Muy bien, caballero.
... todo el día, y eso que tengo paciencia, pero cojo y me largo si quiero, pero no quiero porque a ver qué haríais sin mí. En fin, ni me molesto, porque sois dos egoistas que poco os importo y yo ya no estoy para perder el tiempo. Así que si es tan amable, me va a hacer una tortillita con espárragos, por favor, para que se me asiente el estómago.
Señora, solamente servimos lo que hay en la carta.
Lo que yo te diga, vamos, que hoy no es mi día, ¿no?
No sé cómo lo hago, pero la intento convencer y, finalmente, se pide un tartar de salmón.
Cojo aire y espero a que el mundo se acabe en ese momento, pero continúa, dando vueltas y vueltas y más vueltas.
Me llamaréis loca, pero en Bilbao no hay plaza con tanto árbol.
Loca —digo. Mi madre se ríe y me cuenta que la semana pasada vio en Indautxu a mi amiga Virginia embarazada.
Sí, del segundo —le confirmo.
¡Pero si es una niña!
¡Mamá, tiene 35 años!
Ay, ella, que tiene amiguitas mayores, mayores, mayores de verdad, casadas y con hijos.
¡Mamá, tengo 35 años!
No aparentas más de 13, ¿qué quieres que te diga?, mírate.
Pero es ya toda una mujercita —añade mi padre—. Una mujer adulta, ¿verdad?, que ha decidido vivir como una niña, y ojo, es muy lícito.
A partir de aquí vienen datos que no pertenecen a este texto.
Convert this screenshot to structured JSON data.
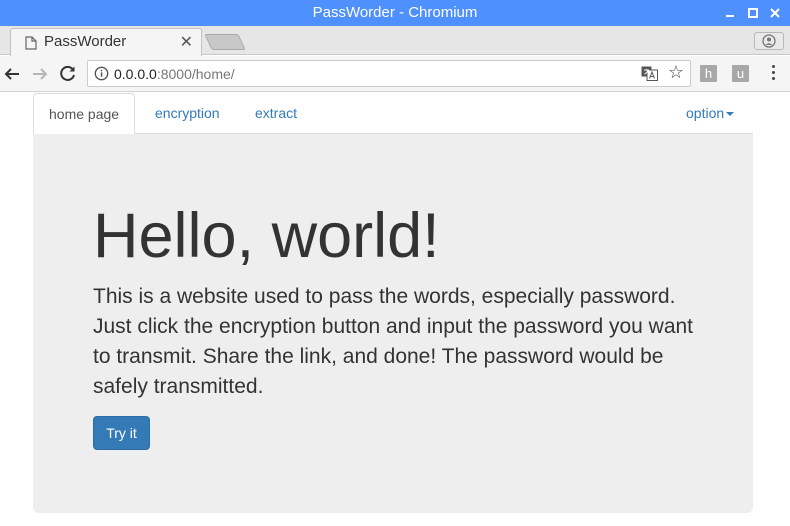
{
  "window": {
    "title": "PassWorder - Chromium"
  },
  "tabs": [
    {
      "title": "PassWorder"
    }
  ],
  "address_bar": {
    "host": "0.0.0.0",
    "path": ":8000/home/"
  },
  "extensions": {
    "ext1": "h",
    "ext2": "u"
  },
  "nav": {
    "items": [
      "home page",
      "encryption",
      "extract"
    ],
    "option_label": "option"
  },
  "hero": {
    "heading": "Hello, world!",
    "text": "This is a website used to pass the words, especially password. Just click the encryption button and input the password you want to transmit. Share the link, and done! The password would be safely transmitted.",
    "button_label": "Try it"
  },
  "colors": {
    "titlebar": "#4d90fe",
    "primary": "#337ab7",
    "jumbotron": "#eeeeee"
  }
}
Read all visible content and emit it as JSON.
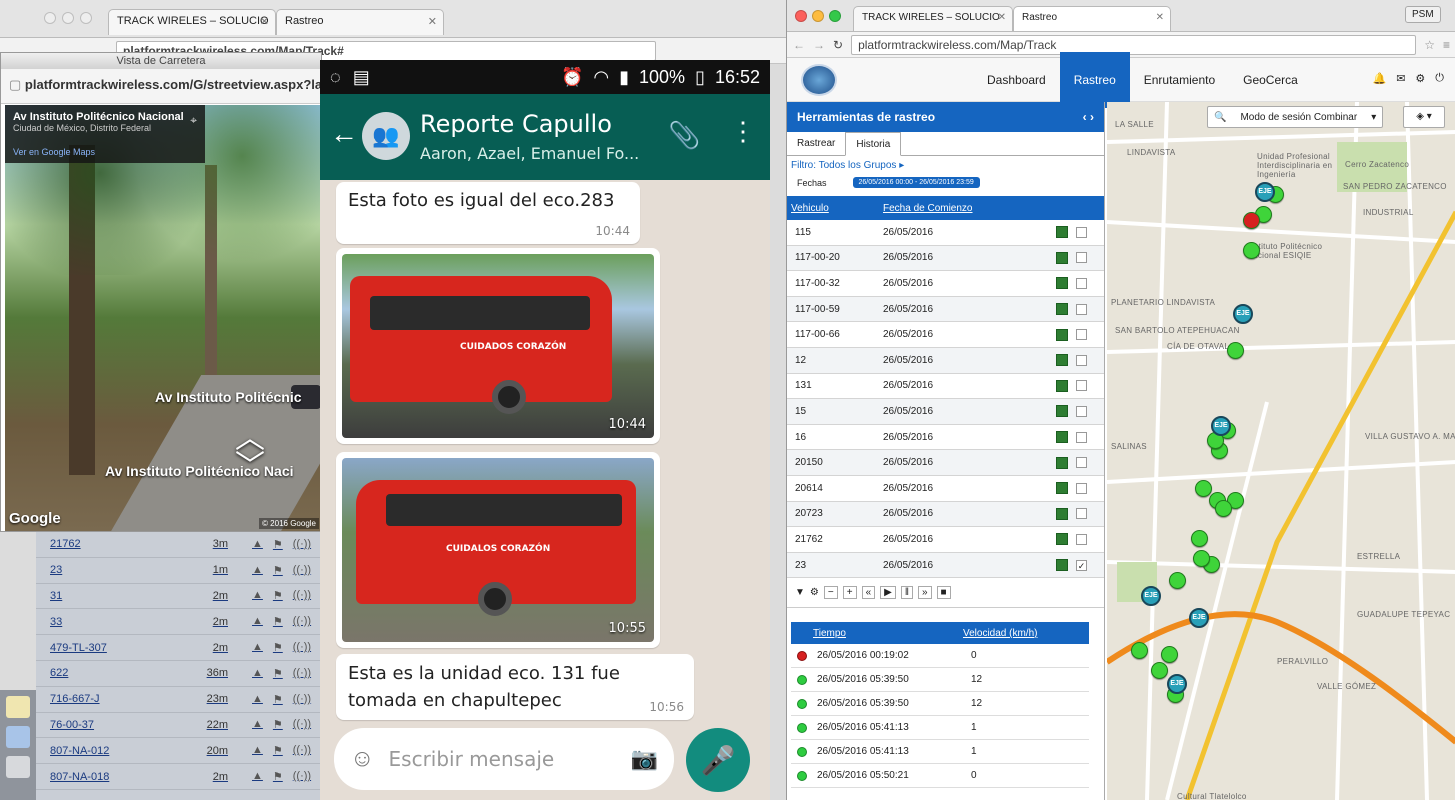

Hay opciones en esta vida y ella ha decidido vivir así, su hermano tomó otro camino, ¿mejor o peor?, nadie es mejor o peor. Los dos sois nuestros hijos y os queremos por igual.
Pego un enorme trago a mi cerveza. Mi madre me coge de la mano y:
Ay, pitititititititi, ¿pititipotó?, no, no, no, ¡pitititititititi! ¿Pititipotó?
¿Pero qué dices, mamá?
Tienes que decir: ¡no, no, no, pitititititititi!
Empiezo a no poder respirar. Más que seguro, ahora sí, es un cáncer de pulmón fulminante, me muero, ya no estoy aquí...
Pues aquí está lo que han pedido, señores.
Pues no, no era cáncer.
Comemos. Sigue habiendo muchos árboles en Madrid, y mi padre sigue teniendo dos hijos iguales, los dos. Regresa el camarero y pregunta si queremos postre.
¿Postre? —vuelve a preguntar mi padre como si no lo hubiéramos oído.
Yo quiero un yogur natural, por favor.
Señora, solamente servimos lo que hay en la carta.
De verdad, que no es cosa mía, ¿no? Nunca, pero nunca de los jamases, en esta vida, he tenido lo que he querido, ¡nunca!, ni cuando...
Mientras lo piensa la señora, a mí me va a traer helado de pistacho.
Muy bien, caballero.
...o que me digas que mis padres me dieron lo que que quise, pero ¿de qué?, ¿de qué?, ¿eh? Si hubiera nacido ahora, las cosas serían muy diferentes, toda la mierda me tocó de golpe y es cuando...
Y tú, hija, ¿ya sabes qué quieres? Pide lo que quieras, con absoluta libertad. Nadie aquí es menos. ¿Ya lo sabes?
Sí —respondo sin titubear. Miro al camarero—. Un revólver, por favor.
¿Con tres balas, señorita?
No, con una es más que suficiente, gracias.